KAKIEMON c.1690 – 1710 Japanese Porcelain

A Rare Japanese Celadon Ground Kakiemon Porcelain Dish c.1690-1710. The Thickly Potted Dish is Decorated with a Sparse Asymmetric Landscape Painted in an Angular Semi-Abstract Style. The Scene Depicts Small Huts Nestling Among Rocks and Trees on the Right Overlooking a Stretch of Water with Tiny Boats in the Foreground and Rocks to the Left.

No damage, however there is a firing fault to the reverse. This consists of a glaze crack which is mostly covered with glaze.
Diameter : 14.3 cm (5 2/3 inches)
Stock number
For two celadon ground Kakiemon porcelain dishes of this type see : The Commemorative Exhibition For The Contribution, The Shibatas Collection Part 2, Volume 1 (Akihiko Shibata and Yuko Shibata and others, The Kyushu Ceramic Museum, 1991) page 169, plates 433 and 434.



Kakiemon Porcelain :
Sakaida Kakiemon (1596-1666) is popularly credited with being one of the first in Japan to discover enamel decoration on porcelain, known as Akae or persimmon red, it is said to have been developed by the potter Sakaida Kakiemon from 1643. The name `Kakiemon` was bestowed on Sakaida by his overlord, the development of this distinctive palette of soft red, yellow, blue and turquoise green with the use of black for outlines and shading typifies Kakiemon porcelain.
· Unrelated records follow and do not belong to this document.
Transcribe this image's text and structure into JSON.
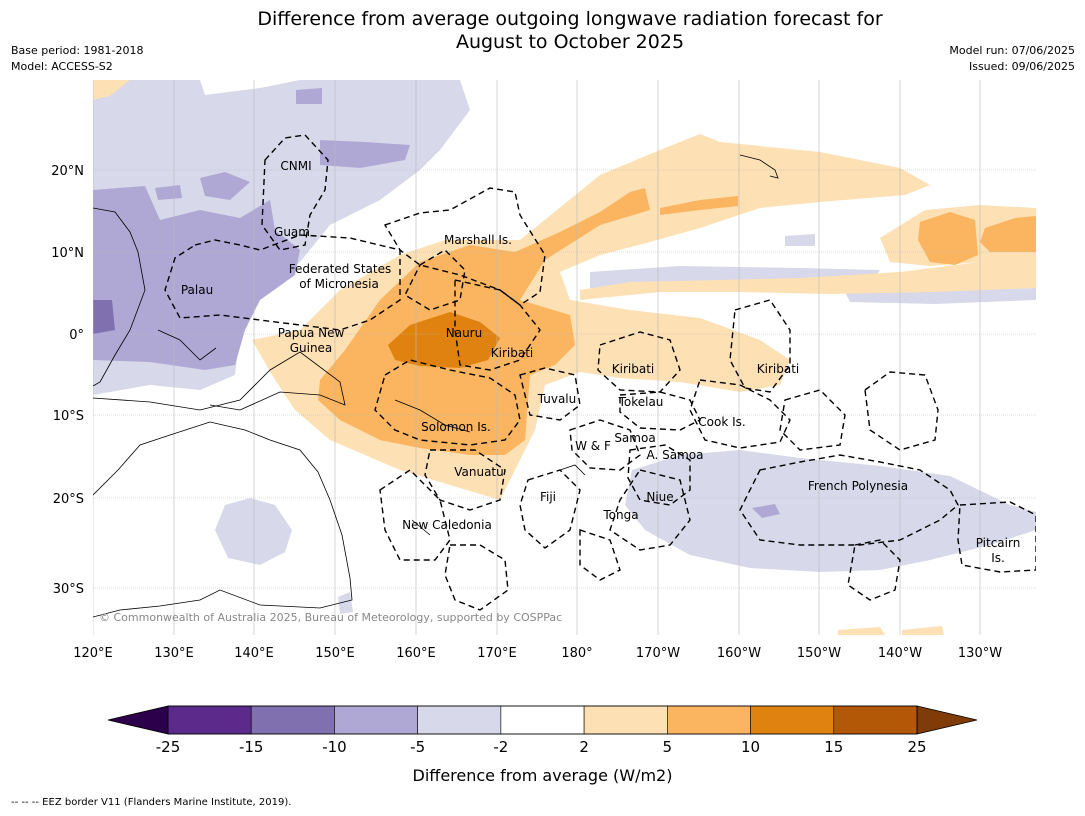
{
  "title_line1": "Difference from average outgoing longwave radiation forecast for",
  "title_line2": "August to October 2025",
  "base_period": "Base period: 1981-2018",
  "model": "Model: ACCESS-S2",
  "model_run": "Model run: 07/06/2025",
  "issued": "Issued: 09/06/2025",
  "copyright": "© Commonwealth of Australia 2025, Bureau of Meteorology, supported by COSPPac",
  "lon_ticks": [
    "120°E",
    "130°E",
    "140°E",
    "150°E",
    "160°E",
    "170°E",
    "180°",
    "170°W",
    "160°W",
    "150°W",
    "140°W",
    "130°W"
  ],
  "lat_ticks": [
    "20°N",
    "10°N",
    "0°",
    "10°S",
    "20°S",
    "30°S"
  ],
  "region_labels": {
    "cnmi": "CNMI",
    "guam": "Guam",
    "marshall": "Marshall Is.",
    "fsm1": "Federated States",
    "fsm2": "of Micronesia",
    "palau": "Palau",
    "png1": "Papua New",
    "png2": "Guinea",
    "nauru": "Nauru",
    "kiribati_w": "Kiribati",
    "kiribati_c": "Kiribati",
    "kiribati_e": "Kiribati",
    "tuvalu": "Tuvalu",
    "tokelau": "Tokelau",
    "cook": "Cook Is.",
    "solomon": "Solomon Is.",
    "samoa": "Samoa",
    "wf": "W & F",
    "asamoa": "A. Samoa",
    "vanuatu": "Vanuatu",
    "fiji": "Fiji",
    "niue": "Niue",
    "tonga": "Tonga",
    "frenchpoly": "French Polynesia",
    "newcal": "New Caledonia",
    "pitcairn1": "Pitcairn",
    "pitcairn2": "Is."
  },
  "colorbar": {
    "ticks": [
      "-25",
      "-15",
      "-10",
      "-5",
      "-2",
      "2",
      "5",
      "10",
      "15",
      "25"
    ],
    "colors": [
      "#5b2a8a",
      "#8070b0",
      "#b0a8d4",
      "#d7d8ea",
      "#ffffff",
      "#fde0b3",
      "#fbb560",
      "#e0820f",
      "#b35806"
    ],
    "under_color": "#2d004b",
    "over_color": "#7f3b08",
    "label": "Difference from average (W/m2)"
  },
  "footnote": "--  --  -- EEZ border V11 (Flanders Marine Institute, 2019)."
}
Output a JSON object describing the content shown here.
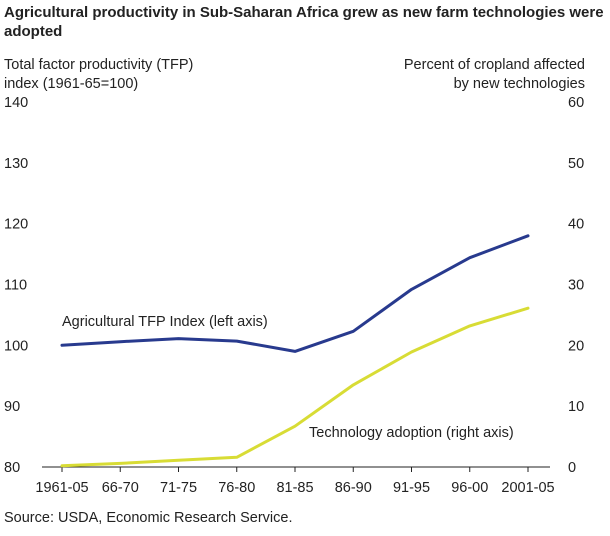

Kakiemon is sometimes used as a generic term describing wares made in the Arita factories using the characteristic Kakiemon overglaze enamels and decorative styles. However, Kakiemon porcelain is supposed to have been produced by direct descendants of kakiemon, now Sakaida Kakiemon XIV (1934-). Shards from the Kakiemon kiln site at Nangawara show that blue and white as well as celadon wares were also produced. Kakiemon decoration is usually of high quality, often delicate and with well-balanced asymmetric designs. The designs were normally quite sparse emphasizing the fine white porcelain body known in Japan as Nigoshide (milky white). The opaque white milky Nigoshide body was used on the finest pieces, it appears that it was reserved for fine quality enamelled decoration. Kakiemon porcelain was decorated with a great variety of imaginative designs which include elements such as the `banded hedge`, `flying squirrel`, and the `Quail and Millet` design. The `Three Friends of Winter` were also a very popular group of designs, other subject taken from nature include flowers (especially the chrysanthemum, the national flower of Japan) as well as birds and rockwork. Figural subjects such as the `Hob in the Well` were also popular. This design illustrates a Chinese folk tale where a sage saves his friend who has fallen into a large fishbowl by throwing stones at it, braking open the pot. Banded-Hedges were a formal device within Japanese traditional gardens, they were often incorporated in designs, includes `The Three Friends of Winter` (Pine, Bamboo and Prunus). These three plants signify perseverance, as neither the pine nor the bamboo shed their leaves in winter and the plumb (Prunus) flowers at the very end of the winter, heralding the arrival of spring.